Novo governo anuncia extinção do Ministério do Trabalho

08.Novembro.2018

O presidente eleito, Jair Bolsonaro, afirmou durante entrevista coletiva genérica que o Ministério do Trabalho (MT) será incorporado a outra pasta. Bolsonaro já deu várias declarações em que demonstra mais preocupação com a situação do empresariado do que com os trabalhadores.

Na segunda-feira, 5, empresários de dez associações apresentaram ao futuro ministro Onix Lorenzoni a proposta de integrar o Ministério do Trabalho ao Ministério da Indústria. Segundo o documento dos empresários, a incorporação permitiria um aprimoramento nas relações capital e trabalho.

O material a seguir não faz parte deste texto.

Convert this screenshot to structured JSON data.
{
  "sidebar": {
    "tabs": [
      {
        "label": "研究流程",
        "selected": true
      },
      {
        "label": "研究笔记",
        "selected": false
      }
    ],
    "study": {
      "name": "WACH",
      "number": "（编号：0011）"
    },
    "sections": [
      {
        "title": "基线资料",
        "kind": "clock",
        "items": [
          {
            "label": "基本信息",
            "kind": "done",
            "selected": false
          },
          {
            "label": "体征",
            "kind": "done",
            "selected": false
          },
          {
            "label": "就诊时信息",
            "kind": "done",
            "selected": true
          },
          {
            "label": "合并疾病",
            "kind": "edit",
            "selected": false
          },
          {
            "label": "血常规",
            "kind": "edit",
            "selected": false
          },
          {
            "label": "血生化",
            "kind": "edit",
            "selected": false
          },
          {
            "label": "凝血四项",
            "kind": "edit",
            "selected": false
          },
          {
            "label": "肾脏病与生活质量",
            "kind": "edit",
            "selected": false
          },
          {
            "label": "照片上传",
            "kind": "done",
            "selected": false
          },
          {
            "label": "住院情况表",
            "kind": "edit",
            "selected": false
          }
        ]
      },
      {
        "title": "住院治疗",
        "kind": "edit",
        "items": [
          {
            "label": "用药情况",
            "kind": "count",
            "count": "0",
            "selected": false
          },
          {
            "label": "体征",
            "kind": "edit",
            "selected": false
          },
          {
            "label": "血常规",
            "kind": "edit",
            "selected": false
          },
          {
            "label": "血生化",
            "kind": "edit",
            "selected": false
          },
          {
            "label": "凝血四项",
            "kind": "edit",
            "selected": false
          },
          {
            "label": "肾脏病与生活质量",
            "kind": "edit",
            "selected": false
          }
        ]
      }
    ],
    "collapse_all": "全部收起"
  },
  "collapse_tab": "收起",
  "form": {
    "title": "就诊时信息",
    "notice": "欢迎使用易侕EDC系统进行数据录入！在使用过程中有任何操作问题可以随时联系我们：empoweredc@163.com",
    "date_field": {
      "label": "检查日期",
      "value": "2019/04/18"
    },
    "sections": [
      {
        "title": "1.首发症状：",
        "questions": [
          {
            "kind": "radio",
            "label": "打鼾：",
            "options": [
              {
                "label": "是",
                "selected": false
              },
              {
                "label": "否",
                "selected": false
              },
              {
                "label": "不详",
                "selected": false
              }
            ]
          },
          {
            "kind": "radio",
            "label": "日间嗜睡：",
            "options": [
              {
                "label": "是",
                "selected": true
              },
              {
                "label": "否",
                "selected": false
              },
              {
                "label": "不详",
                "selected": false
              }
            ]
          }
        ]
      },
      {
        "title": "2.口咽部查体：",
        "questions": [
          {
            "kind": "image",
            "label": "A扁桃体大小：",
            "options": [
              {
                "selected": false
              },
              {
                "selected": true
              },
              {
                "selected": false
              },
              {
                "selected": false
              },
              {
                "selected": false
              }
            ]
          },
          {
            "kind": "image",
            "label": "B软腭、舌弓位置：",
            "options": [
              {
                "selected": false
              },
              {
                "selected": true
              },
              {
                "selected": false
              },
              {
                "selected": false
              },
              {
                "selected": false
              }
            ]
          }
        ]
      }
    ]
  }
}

Entre as atribuições atuais do MT estão a criação de políticas e diretrizes voltadas à geração de emprego e renda e de apoio ao trabalhador, fiscalização em segurança e saúde no trabalho, aplicação de sanções previstas em normais legais ou coletivas, política salarial, entre outras.

A intervenção sobre a pasta do Trabalho acende um alerta para os trabalhadores. Aponta para mais ataques aos direitos trabalhistas, com a fragilização das relações de trabalho, já prejudicadas com a Reforma Trabalhista. O fim do MT, criado em 26 de novembro de 1930, é a aplicação de uma política voltada ao desmonte das proteções e condições de trabalho.

O presidente eleito já declarou que o “trabalhador tem de escolher entre ter direitos ou emprego”. Sua principal proposta na área é a criação da carteira “verde e amarela”, em que os novos trabalhadores não teriam os mesmos direitos garantidos pela carteira azul que tem a Consolidação das Leis do Trabalho (CLT) como base.

Bolsonaro também já criticou o Ministério Público do Trabalho (MPT) que, segundo ele, representa um entrave para o desenvolvimento do país. Entre as atribuições do MPT está a fiscalização contra o trabalho escravo, a liberdade de atuação sindical e fiscalização sobre as condições de trabalho.